Eine richtig prächtige Best Bottle hätte das werden können, doch leider ging zumindest das Ende in die Hose. Dabei hatten sich meine Schweizer Freunde soviel Mühe gegeben, aber ein Anfängerfehler raubte der Probe ihren Höhepunkt.
Zu Gast waren wir im Seehotel in Meisterschwanden, einem sehr schönen Designhotel. Da stimmte fast alles, die traumhafte Lage am See, die Zimmer, der bestens gefüllte, begehbare Weinkeller, nur die Küche hatte nichts von "Meister", das war eher "Lehrlingsschwanden". Doch alles der Reihe nach.
Festlich gedeckt die lange Tafel direkt neben dem begehbaren Weinkeller. Unglaublich, was da noch an einigermaßen bezahlbaren Latours, Lafites, Margaux, Haut Brions und Solaias drin lag. Best Bottle heißt bei meinen Schweizer Freunden nicht nur sehr gute Weine. Best Bottle heißt auch Bewertung und Auswertung. Nach jedem Flight wird abgefragt, und der "Leisi" hält alles akribisch mit dem Laptop fest.
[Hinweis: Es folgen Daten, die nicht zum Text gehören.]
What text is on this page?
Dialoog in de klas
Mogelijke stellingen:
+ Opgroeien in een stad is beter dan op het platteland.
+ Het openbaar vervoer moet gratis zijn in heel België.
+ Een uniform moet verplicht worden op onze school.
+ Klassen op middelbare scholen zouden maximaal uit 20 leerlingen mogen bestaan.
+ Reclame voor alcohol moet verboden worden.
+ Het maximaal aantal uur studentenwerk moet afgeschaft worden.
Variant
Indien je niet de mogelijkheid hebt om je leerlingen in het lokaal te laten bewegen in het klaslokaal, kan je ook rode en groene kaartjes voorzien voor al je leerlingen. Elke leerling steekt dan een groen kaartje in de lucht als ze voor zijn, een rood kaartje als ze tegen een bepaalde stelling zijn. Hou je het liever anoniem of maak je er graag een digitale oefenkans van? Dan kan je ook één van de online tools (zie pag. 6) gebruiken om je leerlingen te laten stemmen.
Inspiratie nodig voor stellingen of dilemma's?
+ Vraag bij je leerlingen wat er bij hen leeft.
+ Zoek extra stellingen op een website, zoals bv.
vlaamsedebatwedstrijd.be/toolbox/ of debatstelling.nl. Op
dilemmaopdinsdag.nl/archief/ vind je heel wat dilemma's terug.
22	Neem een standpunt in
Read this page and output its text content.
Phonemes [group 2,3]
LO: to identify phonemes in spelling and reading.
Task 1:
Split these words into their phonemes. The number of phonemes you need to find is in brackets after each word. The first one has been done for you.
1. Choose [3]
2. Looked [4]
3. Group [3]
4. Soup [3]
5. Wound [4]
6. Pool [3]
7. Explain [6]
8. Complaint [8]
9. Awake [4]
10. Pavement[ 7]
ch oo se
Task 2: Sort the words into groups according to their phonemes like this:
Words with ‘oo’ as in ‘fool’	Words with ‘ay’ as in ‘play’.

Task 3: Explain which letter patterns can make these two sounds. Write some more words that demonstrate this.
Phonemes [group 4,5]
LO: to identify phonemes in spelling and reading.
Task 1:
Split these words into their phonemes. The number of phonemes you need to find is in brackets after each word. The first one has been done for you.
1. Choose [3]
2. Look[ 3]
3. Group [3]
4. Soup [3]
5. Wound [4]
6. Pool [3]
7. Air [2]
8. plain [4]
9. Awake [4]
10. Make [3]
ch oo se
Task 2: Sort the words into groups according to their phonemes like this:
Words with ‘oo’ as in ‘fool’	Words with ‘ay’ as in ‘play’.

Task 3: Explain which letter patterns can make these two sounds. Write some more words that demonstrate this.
So weiß jeder später, wie seine Flaschen abgeschnitten haben und ob er sich beim nächsten Mal mehr anstrengen, oder gleich zuhause bleiben soll.

Zweimal Weiß zum Einstieg. Ein erstaunlich fettes, geiles, buttriges und fülliges Teil der 2004 Ridge Monte Bello Chardonnay, exotische Früchte, süßer Schmelz, geröstete Haselnüsse, viel Holz und Vanille, aber auch eine gute Säure, die diesem Wein dann die nötige Balance verschaffte 94/100. Ganz im Gegensatz dazu der deutlich jünger wirkende 2004 Corton Charlemagne von Roumier. Der musste sich erstmal behaupten. Das war, wie wenn jemand mit der Geige gegen ein Blasorchster anspielt. Sehr fein die kräuterige Pernod-Nase mit Anis, Fenchel und Lakritz, gerösteter Brotkruste, Zitrusfrüchten und mit der Zeit immer mehr Hollunder, am Gaumen präzise gewirkt mit hoher Mineralität und frischer Säure. Gehört länger dekantiert oder noch ein paar Jahre weggelegt 92+/100. Der Monte Bello belegte übrigens in der Gesamtwertung später mit einem Schnitt von 95,44 einen sensationellen, dritten Platz.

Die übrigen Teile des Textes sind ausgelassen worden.